Local information, in conjunction with the department's methodology, has produced highly accurate statewide projections in the short term. As with other expenditure-related projections presented to the commission, the accuracy increases as the forecasting horizon decreases because the later projections incorporate more actual data.

The State Council for Higher Education inVirginia (SCHEV) is responsible for reviewing and approving all enrollment projections proposed by public colleges and universities. Rather than generating a single statewide estimate, at least three projections are prepared for each institution. SCHEV's interim director observed that while the forecasting methodology has improved over the past two years, the process lacks a policy focus. An example of a policy issue not addressed in the forecasting process is whether enough Virginians are receiving tertiary education. While higher education can be characterized as a retail market driven by choice and demographic factors, high rates of participation are essential to the economic competitiveness of the Commonwealth and the nation.

The director identified serious problems obtaining basic data. Prior to 1995, demographic data was provided by the Weldon Cooper Center at the University of Virginia.

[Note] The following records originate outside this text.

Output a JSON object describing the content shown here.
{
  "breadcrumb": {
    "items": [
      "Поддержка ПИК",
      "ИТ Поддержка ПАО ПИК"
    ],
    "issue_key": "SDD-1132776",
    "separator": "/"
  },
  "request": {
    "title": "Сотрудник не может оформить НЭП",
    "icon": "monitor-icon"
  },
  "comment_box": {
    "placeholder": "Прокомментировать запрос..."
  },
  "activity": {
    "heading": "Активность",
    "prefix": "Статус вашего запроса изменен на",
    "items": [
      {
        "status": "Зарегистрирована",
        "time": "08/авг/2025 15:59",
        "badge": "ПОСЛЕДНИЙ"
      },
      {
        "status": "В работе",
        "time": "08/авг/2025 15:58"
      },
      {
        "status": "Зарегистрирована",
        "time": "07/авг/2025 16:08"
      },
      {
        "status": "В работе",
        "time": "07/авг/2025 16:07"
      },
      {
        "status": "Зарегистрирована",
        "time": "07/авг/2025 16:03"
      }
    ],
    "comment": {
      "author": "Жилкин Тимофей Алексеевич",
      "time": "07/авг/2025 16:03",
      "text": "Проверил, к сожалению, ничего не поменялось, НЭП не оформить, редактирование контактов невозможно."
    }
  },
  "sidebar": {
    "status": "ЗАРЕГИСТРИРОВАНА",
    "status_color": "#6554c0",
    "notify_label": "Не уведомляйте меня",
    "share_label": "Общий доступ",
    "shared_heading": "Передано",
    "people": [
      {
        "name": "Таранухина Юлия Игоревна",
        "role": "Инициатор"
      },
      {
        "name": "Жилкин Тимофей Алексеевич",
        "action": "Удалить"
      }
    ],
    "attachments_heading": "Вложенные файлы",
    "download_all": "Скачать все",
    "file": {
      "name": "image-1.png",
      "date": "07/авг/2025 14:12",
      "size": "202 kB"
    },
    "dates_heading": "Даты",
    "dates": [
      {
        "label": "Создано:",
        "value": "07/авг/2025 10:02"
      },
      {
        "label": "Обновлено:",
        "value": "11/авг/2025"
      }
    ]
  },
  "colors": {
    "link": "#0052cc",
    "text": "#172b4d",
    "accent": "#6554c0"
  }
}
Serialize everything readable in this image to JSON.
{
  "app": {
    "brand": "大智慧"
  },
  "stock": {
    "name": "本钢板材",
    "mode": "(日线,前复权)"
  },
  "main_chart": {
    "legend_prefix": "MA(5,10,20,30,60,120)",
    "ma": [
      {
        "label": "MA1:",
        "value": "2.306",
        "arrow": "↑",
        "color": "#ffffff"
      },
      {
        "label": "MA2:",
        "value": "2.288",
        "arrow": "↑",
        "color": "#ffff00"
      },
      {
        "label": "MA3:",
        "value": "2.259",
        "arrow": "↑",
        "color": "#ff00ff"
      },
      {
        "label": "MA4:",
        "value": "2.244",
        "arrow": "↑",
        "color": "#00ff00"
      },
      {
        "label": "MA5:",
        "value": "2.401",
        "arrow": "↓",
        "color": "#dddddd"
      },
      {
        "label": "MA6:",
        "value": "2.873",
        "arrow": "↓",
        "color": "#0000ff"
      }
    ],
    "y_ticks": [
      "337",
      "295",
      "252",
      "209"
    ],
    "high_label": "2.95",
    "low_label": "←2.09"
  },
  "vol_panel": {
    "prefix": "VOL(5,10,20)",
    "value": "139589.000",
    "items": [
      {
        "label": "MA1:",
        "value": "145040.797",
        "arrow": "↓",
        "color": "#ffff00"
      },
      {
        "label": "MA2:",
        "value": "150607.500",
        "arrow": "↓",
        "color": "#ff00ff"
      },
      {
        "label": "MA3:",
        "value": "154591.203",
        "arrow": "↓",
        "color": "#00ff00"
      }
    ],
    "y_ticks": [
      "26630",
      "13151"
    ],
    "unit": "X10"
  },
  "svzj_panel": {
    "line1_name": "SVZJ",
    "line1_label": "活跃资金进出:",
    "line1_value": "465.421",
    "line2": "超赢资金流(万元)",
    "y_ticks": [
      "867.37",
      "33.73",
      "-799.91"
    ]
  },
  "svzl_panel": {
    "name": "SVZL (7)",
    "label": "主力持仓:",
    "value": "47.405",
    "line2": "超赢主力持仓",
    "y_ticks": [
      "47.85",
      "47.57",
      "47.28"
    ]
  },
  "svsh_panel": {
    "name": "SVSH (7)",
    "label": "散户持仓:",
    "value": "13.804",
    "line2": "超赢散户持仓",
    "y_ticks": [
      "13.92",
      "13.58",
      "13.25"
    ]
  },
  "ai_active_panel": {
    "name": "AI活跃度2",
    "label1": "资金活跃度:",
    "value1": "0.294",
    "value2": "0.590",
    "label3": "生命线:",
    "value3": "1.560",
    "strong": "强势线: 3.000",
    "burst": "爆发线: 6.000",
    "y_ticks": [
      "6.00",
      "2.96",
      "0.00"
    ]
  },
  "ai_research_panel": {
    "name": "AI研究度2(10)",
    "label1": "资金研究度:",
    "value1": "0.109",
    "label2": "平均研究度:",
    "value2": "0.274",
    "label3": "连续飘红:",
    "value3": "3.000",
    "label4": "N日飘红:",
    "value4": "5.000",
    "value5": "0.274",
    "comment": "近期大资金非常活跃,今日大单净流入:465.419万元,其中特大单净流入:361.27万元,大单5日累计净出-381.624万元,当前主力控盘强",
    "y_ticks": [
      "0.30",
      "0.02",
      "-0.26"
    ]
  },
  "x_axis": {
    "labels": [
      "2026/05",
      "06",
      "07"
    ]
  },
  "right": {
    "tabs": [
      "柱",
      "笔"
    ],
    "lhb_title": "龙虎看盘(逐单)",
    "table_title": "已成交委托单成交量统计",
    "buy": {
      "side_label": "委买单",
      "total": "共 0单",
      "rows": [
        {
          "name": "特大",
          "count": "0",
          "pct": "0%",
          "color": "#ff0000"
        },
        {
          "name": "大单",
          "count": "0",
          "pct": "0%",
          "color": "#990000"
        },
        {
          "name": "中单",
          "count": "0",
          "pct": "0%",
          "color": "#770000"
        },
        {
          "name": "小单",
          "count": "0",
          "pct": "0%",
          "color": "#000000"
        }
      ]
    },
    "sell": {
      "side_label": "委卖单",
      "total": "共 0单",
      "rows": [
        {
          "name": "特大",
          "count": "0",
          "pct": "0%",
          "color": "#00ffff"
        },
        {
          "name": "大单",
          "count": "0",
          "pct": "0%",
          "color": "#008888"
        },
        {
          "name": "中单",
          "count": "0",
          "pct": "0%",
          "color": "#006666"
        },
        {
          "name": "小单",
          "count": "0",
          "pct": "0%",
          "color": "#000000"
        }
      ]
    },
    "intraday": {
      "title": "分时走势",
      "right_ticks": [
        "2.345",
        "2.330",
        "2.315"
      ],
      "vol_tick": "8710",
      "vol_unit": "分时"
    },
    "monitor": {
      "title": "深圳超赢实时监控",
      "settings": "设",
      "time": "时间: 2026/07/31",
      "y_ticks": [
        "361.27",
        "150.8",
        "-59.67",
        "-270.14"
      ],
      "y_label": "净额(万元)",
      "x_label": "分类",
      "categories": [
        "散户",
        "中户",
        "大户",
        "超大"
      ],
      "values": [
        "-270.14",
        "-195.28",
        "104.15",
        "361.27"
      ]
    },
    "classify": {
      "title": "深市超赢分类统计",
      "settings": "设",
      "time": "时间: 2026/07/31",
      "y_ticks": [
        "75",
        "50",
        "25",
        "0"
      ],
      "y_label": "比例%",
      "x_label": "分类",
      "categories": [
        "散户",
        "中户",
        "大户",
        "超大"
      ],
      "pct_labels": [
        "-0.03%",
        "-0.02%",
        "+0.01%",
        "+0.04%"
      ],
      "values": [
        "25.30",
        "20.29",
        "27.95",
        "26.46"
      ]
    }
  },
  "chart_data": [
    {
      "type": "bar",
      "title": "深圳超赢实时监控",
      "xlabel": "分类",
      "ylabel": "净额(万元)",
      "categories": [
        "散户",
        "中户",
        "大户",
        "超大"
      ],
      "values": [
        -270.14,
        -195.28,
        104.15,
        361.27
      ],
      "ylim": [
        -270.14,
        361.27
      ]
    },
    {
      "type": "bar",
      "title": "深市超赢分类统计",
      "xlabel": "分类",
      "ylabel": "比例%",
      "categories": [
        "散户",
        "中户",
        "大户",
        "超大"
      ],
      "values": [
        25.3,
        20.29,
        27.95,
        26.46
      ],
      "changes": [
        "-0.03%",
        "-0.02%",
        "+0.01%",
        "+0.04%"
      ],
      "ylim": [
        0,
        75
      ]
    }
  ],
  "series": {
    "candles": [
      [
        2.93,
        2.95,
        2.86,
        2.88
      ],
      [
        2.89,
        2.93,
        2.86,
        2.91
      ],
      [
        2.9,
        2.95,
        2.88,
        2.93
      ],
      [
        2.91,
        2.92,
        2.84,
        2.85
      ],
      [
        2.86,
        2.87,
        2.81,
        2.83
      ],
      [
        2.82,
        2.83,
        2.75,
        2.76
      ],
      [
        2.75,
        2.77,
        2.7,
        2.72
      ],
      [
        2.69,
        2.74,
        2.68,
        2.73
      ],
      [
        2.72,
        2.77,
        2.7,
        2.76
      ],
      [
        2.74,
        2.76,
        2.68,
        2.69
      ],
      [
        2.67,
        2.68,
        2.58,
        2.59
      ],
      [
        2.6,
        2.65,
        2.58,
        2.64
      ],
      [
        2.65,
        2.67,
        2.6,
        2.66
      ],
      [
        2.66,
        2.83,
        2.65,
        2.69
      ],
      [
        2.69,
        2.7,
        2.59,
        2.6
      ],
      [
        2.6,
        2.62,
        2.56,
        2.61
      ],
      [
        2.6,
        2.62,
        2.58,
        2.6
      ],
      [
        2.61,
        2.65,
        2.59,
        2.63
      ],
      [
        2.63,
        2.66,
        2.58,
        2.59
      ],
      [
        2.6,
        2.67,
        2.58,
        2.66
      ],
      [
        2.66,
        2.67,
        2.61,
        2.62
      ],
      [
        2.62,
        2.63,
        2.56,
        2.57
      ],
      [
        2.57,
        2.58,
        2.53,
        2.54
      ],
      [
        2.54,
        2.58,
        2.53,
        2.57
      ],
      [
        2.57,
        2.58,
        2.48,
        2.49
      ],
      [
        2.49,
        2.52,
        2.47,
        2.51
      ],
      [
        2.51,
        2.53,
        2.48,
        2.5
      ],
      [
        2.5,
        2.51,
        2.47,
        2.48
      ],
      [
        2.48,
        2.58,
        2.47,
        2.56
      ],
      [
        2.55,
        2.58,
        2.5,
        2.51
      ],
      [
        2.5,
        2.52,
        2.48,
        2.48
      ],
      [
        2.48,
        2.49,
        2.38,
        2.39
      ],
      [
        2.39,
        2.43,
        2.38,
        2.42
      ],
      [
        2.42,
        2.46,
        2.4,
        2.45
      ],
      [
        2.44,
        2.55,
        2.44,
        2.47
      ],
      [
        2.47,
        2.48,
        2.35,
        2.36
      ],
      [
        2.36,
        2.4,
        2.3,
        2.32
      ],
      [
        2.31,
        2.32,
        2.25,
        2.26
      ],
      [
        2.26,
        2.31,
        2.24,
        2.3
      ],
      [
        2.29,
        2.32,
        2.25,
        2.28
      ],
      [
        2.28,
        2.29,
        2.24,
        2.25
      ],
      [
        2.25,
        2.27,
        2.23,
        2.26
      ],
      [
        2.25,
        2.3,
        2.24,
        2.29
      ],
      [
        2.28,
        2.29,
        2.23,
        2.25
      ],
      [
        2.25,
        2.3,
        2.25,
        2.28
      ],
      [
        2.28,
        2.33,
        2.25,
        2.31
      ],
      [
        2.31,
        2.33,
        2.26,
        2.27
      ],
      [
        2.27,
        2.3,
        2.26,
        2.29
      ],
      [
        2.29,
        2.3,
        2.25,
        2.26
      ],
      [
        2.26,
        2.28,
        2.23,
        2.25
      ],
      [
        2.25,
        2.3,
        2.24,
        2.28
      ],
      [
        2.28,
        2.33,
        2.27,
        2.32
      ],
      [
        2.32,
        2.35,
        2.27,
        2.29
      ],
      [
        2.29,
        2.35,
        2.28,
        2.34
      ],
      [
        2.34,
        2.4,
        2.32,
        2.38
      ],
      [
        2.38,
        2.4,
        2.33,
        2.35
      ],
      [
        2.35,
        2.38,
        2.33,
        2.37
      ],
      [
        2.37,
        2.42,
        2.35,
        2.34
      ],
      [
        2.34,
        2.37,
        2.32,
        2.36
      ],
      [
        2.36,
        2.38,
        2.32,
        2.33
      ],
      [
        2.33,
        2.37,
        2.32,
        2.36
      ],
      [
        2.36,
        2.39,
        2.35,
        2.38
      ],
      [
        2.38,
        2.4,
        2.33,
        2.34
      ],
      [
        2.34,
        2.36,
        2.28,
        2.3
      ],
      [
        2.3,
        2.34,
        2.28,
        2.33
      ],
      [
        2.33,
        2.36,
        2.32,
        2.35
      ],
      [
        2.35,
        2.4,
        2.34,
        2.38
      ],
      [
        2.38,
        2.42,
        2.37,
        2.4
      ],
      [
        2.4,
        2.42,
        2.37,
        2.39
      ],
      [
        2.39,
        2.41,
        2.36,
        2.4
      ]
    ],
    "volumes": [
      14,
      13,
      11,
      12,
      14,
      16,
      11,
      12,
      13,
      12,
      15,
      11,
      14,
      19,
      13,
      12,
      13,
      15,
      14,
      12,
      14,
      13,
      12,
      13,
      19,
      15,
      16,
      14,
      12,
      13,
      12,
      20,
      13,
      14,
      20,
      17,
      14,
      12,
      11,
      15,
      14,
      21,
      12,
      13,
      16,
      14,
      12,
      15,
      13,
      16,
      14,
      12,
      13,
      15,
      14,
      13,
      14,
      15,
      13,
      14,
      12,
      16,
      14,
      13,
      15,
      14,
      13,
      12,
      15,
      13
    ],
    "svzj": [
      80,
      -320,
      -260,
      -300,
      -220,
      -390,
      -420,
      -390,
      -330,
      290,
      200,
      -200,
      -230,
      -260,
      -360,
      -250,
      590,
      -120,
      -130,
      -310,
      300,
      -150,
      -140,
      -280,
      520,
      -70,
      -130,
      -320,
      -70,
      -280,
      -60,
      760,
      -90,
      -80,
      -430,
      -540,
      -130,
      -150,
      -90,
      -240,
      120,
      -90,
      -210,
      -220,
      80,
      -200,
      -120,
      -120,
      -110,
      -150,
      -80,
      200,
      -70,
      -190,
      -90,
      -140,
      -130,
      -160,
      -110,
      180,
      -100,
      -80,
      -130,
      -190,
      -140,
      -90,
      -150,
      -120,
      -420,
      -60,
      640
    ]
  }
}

Since the contract was terminated in 1995, SCHEV no longer has access to forecasts of the number of high school graduates beyond a three-year period. The importance of accurately forecasting enrollment growth is underscored when an institution's appropriation includes funding for projected changes.

Highway and other transportation expenditures comprise nearly one quarter of the Commonwealth's non-general fund operating budget. A Department of Transportation official noted that in addition to preparing annual and biennial budgets and a six-year financial plan, the department integrates agency budget requirements with state and federal legislative processes to provide annual updated financial plans. The 1996-98 biennial budget total allocation is $4.5 billion.

The six-year financial plan is based on the Department of Motor Vehicles' official state revenue estimate for Commonwealth Transportation Funds and utilizes current federal transportation funding estimates. The six-year financial plan is the basis for figures contained in annual updates to the six-year improvement program. The current forecast for 1997-2003 is $14 billion. Depending on the results of Congressional reauthorization of ISTEA, the Commonwealth could receive between $100 million and $300 million in additional federal funds.

Next Meeting

At its next meeting, the commission will review the efforts of other states to improve planning and budgeting processes. The commission will also review the experiences of those states that have established a legislative revenue forecasting capability.